Spacer: An 8 bp sequence on the Gel Bead ATAC Barcode oligo that enables barcode attachment to transposed DNA fragments.
Transposase Enzyme: Cuts open chromatin and ligates adapters to the 3' end of each strand.
Transposition: Reaction carried out by the transposase enzyme.
Wavelet transform: A method to transform a one-dimensional signal (which can be thought of a time series) into a sum of linearly independent basis functions (wavelets) that are localized in time. It can be thought of as a generalization of the familiar Fourier transform that decomposes a time-varying signal into single-frequency sinusoidal waveforms.

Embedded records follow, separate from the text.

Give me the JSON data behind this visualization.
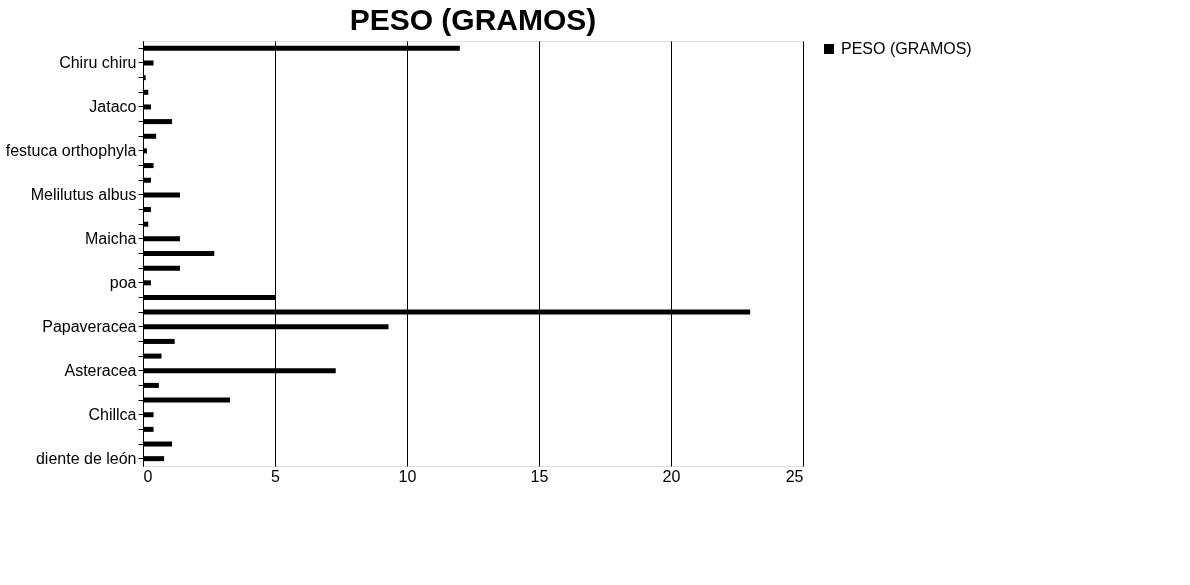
{
  "chart_data": {
    "type": "bar",
    "orientation": "horizontal",
    "title": "PESO (GRAMOS)",
    "categories": [
      null,
      "Chiru chiru",
      null,
      null,
      "Jataco",
      null,
      null,
      "festuca orthophyla",
      null,
      null,
      "Melilutus albus",
      null,
      null,
      "Maicha",
      null,
      null,
      "poa",
      null,
      null,
      "Papaveracea",
      null,
      null,
      "Asteracea",
      null,
      null,
      "Chillca",
      null,
      null,
      "diente de león"
    ],
    "series": [
      {
        "name": "PESO (GRAMOS)",
        "color": "#000000",
        "values": [
          12.0,
          0.4,
          0.1,
          0.2,
          0.3,
          1.1,
          0.5,
          0.15,
          0.4,
          0.3,
          1.4,
          0.3,
          0.2,
          1.4,
          2.7,
          1.4,
          0.3,
          5.0,
          23.0,
          9.3,
          1.2,
          0.7,
          7.3,
          0.6,
          3.3,
          0.4,
          0.4,
          1.1,
          0.8
        ]
      }
    ],
    "xlim": [
      0,
      25
    ],
    "xticks": [
      0,
      5,
      10,
      15,
      20,
      25
    ],
    "grid": "x",
    "legend": "right"
  }
}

UMI (or Unique Molecular Identifier): Each first-strand cDNA synthesis from a transcript molecule incorporates a random 12 bp nucleotide sequence adjacent to the cell barcode called the UMI. The UMI sequence in each read allows the pipeline to determine which reads came from the same transcript molecule. In other words, the cell barcode distinguishes between cells, and the UMI distinguishes between molecules within a cell.

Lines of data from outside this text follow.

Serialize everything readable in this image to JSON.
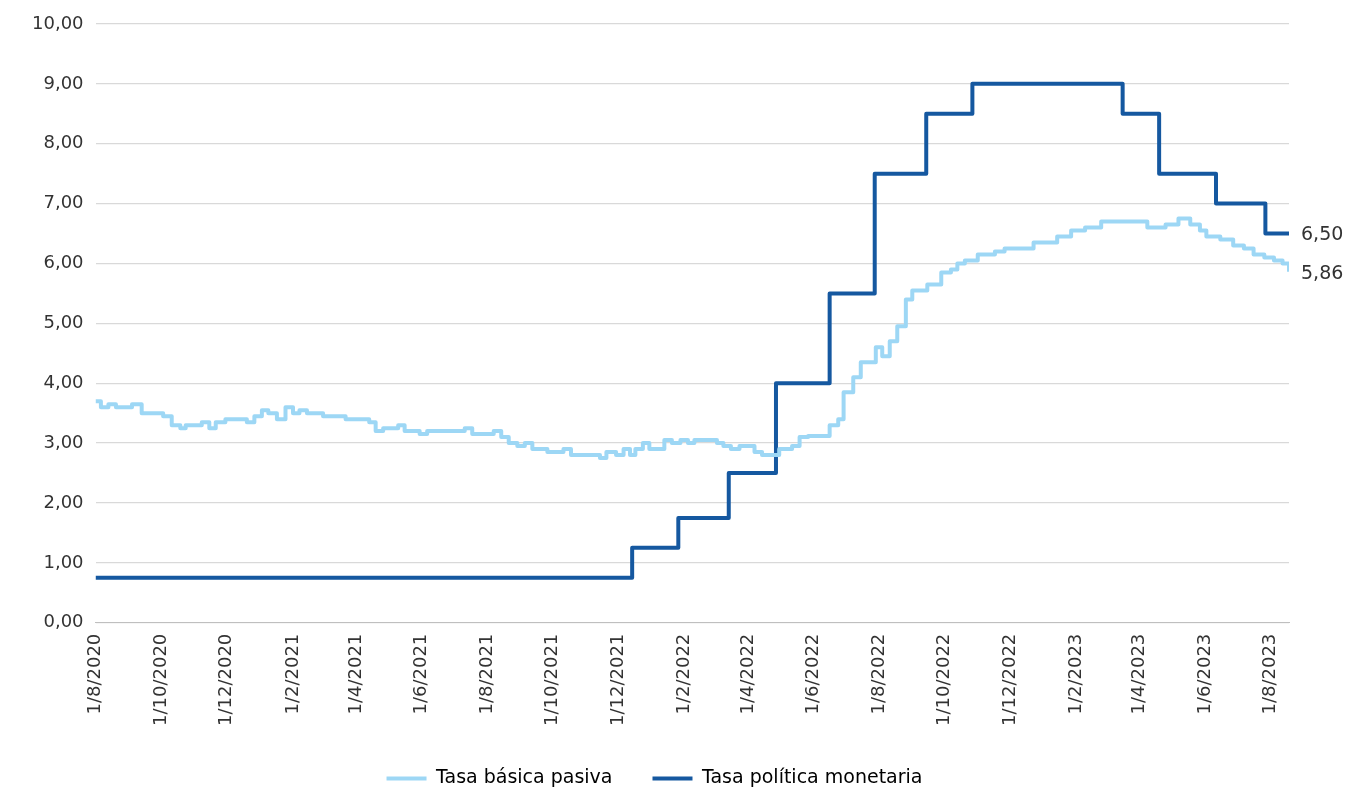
{
  "chart_data": {
    "type": "step",
    "xlim": [
      "2020-08-01",
      "2023-08-18"
    ],
    "xticks": [
      {
        "value": "2020-08-01",
        "label": "1/8/2020"
      },
      {
        "value": "2020-10-01",
        "label": "1/10/2020"
      },
      {
        "value": "2020-12-01",
        "label": "1/12/2020"
      },
      {
        "value": "2021-02-01",
        "label": "1/2/2021"
      },
      {
        "value": "2021-04-01",
        "label": "1/4/2021"
      },
      {
        "value": "2021-06-01",
        "label": "1/6/2021"
      },
      {
        "value": "2021-08-01",
        "label": "1/8/2021"
      },
      {
        "value": "2021-10-01",
        "label": "1/10/2021"
      },
      {
        "value": "2021-12-01",
        "label": "1/12/2021"
      },
      {
        "value": "2022-02-01",
        "label": "1/2/2022"
      },
      {
        "value": "2022-04-01",
        "label": "1/4/2022"
      },
      {
        "value": "2022-06-01",
        "label": "1/6/2022"
      },
      {
        "value": "2022-08-01",
        "label": "1/8/2022"
      },
      {
        "value": "2022-10-01",
        "label": "1/10/2022"
      },
      {
        "value": "2022-12-01",
        "label": "1/12/2022"
      },
      {
        "value": "2023-02-01",
        "label": "1/2/2023"
      },
      {
        "value": "2023-04-01",
        "label": "1/4/2023"
      },
      {
        "value": "2023-06-01",
        "label": "1/6/2023"
      },
      {
        "value": "2023-08-01",
        "label": "1/8/2023"
      }
    ],
    "ylim": [
      0,
      10
    ],
    "yticks": [
      {
        "value": 0,
        "label": "0,00"
      },
      {
        "value": 1,
        "label": "1,00"
      },
      {
        "value": 2,
        "label": "2,00"
      },
      {
        "value": 3,
        "label": "3,00"
      },
      {
        "value": 4,
        "label": "4,00"
      },
      {
        "value": 5,
        "label": "5,00"
      },
      {
        "value": 6,
        "label": "6,00"
      },
      {
        "value": 7,
        "label": "7,00"
      },
      {
        "value": 8,
        "label": "8,00"
      },
      {
        "value": 9,
        "label": "9,00"
      },
      {
        "value": 10,
        "label": "10,00"
      }
    ],
    "grid": "y",
    "legend": "bottom",
    "marker": "none",
    "line_style": "solid",
    "series": [
      {
        "name": "Tasa básica pasiva",
        "color": "#9dd7f5",
        "x": [
          "2020-08-01",
          "2020-08-06",
          "2020-08-13",
          "2020-08-20",
          "2020-09-04",
          "2020-09-13",
          "2020-10-03",
          "2020-10-11",
          "2020-10-19",
          "2020-10-24",
          "2020-11-08",
          "2020-11-15",
          "2020-11-21",
          "2020-11-30",
          "2020-12-20",
          "2020-12-27",
          "2021-01-03",
          "2021-01-09",
          "2021-01-17",
          "2021-01-25",
          "2021-02-01",
          "2021-02-07",
          "2021-02-14",
          "2021-03-01",
          "2021-03-22",
          "2021-04-13",
          "2021-04-19",
          "2021-04-26",
          "2021-05-10",
          "2021-05-16",
          "2021-05-30",
          "2021-06-06",
          "2021-07-11",
          "2021-07-18",
          "2021-08-07",
          "2021-08-14",
          "2021-08-21",
          "2021-08-29",
          "2021-09-05",
          "2021-09-12",
          "2021-09-26",
          "2021-10-11",
          "2021-10-18",
          "2021-11-14",
          "2021-11-20",
          "2021-11-29",
          "2021-12-06",
          "2021-12-12",
          "2021-12-17",
          "2021-12-24",
          "2021-12-30",
          "2022-01-13",
          "2022-01-20",
          "2022-01-28",
          "2022-02-04",
          "2022-02-10",
          "2022-03-03",
          "2022-03-09",
          "2022-03-16",
          "2022-03-24",
          "2022-04-07",
          "2022-04-14",
          "2022-04-30",
          "2022-05-12",
          "2022-05-19",
          "2022-05-27",
          "2022-06-16",
          "2022-06-24",
          "2022-06-29",
          "2022-07-08",
          "2022-07-15",
          "2022-07-29",
          "2022-08-04",
          "2022-08-11",
          "2022-08-18",
          "2022-08-26",
          "2022-09-01",
          "2022-09-15",
          "2022-09-28",
          "2022-10-07",
          "2022-10-13",
          "2022-10-20",
          "2022-11-01",
          "2022-11-17",
          "2022-11-26",
          "2022-12-23",
          "2023-01-14",
          "2023-01-27",
          "2023-02-09",
          "2023-02-24",
          "2023-03-15",
          "2023-04-08",
          "2023-04-25",
          "2023-05-07",
          "2023-05-18",
          "2023-05-27",
          "2023-06-02",
          "2023-06-15",
          "2023-06-27",
          "2023-07-07",
          "2023-07-16",
          "2023-07-26",
          "2023-08-04",
          "2023-08-12",
          "2023-08-18"
        ],
        "values": [
          3.7,
          3.6,
          3.65,
          3.6,
          3.65,
          3.5,
          3.45,
          3.3,
          3.25,
          3.3,
          3.35,
          3.25,
          3.35,
          3.4,
          3.35,
          3.45,
          3.55,
          3.5,
          3.4,
          3.6,
          3.5,
          3.55,
          3.5,
          3.45,
          3.4,
          3.35,
          3.2,
          3.25,
          3.3,
          3.2,
          3.15,
          3.2,
          3.25,
          3.15,
          3.2,
          3.1,
          3.0,
          2.95,
          3.0,
          2.9,
          2.85,
          2.9,
          2.8,
          2.75,
          2.85,
          2.8,
          2.9,
          2.8,
          2.9,
          3.0,
          2.9,
          3.05,
          3.0,
          3.05,
          3.0,
          3.05,
          3.0,
          2.95,
          2.9,
          2.95,
          2.85,
          2.8,
          2.9,
          2.95,
          3.1,
          3.12,
          3.3,
          3.4,
          3.85,
          4.1,
          4.35,
          4.6,
          4.45,
          4.7,
          4.95,
          5.4,
          5.55,
          5.65,
          5.85,
          5.9,
          6.0,
          6.05,
          6.15,
          6.2,
          6.25,
          6.35,
          6.45,
          6.55,
          6.6,
          6.7,
          6.7,
          6.6,
          6.65,
          6.75,
          6.65,
          6.55,
          6.45,
          6.4,
          6.3,
          6.25,
          6.15,
          6.1,
          6.05,
          6.0,
          5.86
        ],
        "value_labels": [
          null,
          null,
          null,
          null,
          null,
          null,
          null,
          null,
          null,
          null,
          null,
          null,
          null,
          null,
          null,
          null,
          null,
          null,
          null,
          null,
          null,
          null,
          null,
          null,
          null,
          null,
          null,
          null,
          null,
          null,
          null,
          null,
          null,
          null,
          null,
          null,
          null,
          null,
          null,
          null,
          null,
          null,
          null,
          null,
          null,
          null,
          null,
          null,
          null,
          null,
          null,
          null,
          null,
          null,
          null,
          null,
          null,
          null,
          null,
          null,
          null,
          null,
          null,
          null,
          null,
          null,
          null,
          null,
          null,
          null,
          null,
          null,
          null,
          null,
          null,
          null,
          null,
          null,
          null,
          null,
          null,
          null,
          null,
          null,
          null,
          null,
          null,
          null,
          null,
          null,
          null,
          null,
          null,
          null,
          null,
          null,
          null,
          null,
          null,
          null,
          null,
          null,
          null,
          null,
          "5,86"
        ]
      },
      {
        "name": "Tasa política monetaria",
        "color": "#1558a0",
        "x": [
          "2020-08-01",
          "2021-12-14",
          "2022-01-26",
          "2022-03-14",
          "2022-04-27",
          "2022-06-16",
          "2022-07-28",
          "2022-09-14",
          "2022-10-27",
          "2023-03-16",
          "2023-04-19",
          "2023-06-11",
          "2023-07-27",
          "2023-08-18"
        ],
        "values": [
          0.75,
          1.25,
          1.75,
          2.5,
          4.0,
          5.5,
          7.5,
          8.5,
          9.0,
          8.5,
          7.5,
          7.0,
          6.5,
          6.5
        ],
        "value_labels": [
          null,
          null,
          null,
          null,
          null,
          null,
          null,
          null,
          null,
          null,
          null,
          null,
          null,
          "6,50"
        ]
      }
    ]
  }
}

Transcriptomic Read: A read that uniquely maps to one gene and is considered during the UMI counting step. In the default counting mode, a transcriptomic read is any read that maps to the gene body in the sense orientation (intronic or exonic). When cellranger-arc count is run with the flag --gex-exclude-introns a transcriptomic read is one that maps to the exons of a gene in the sense orientation and is compatible with annotated splice junctions.
Confidently Mapped to the Transcriptome: When a transcriptomic read has mapping quality 255 and uniquely maps to only one gene in the transcriptome it is said to be confidently mapped.
TSO (or Template Switch Oligo): An oligonucleotide primer that hybridizes to untemplated C nucleotides added by the reverse transcriptase enzyme during reverse transcription in GEMs. The TSO sequence can be observed in a small fraction of reads and generally arises from shorter cDNA molecules that are not fragmented.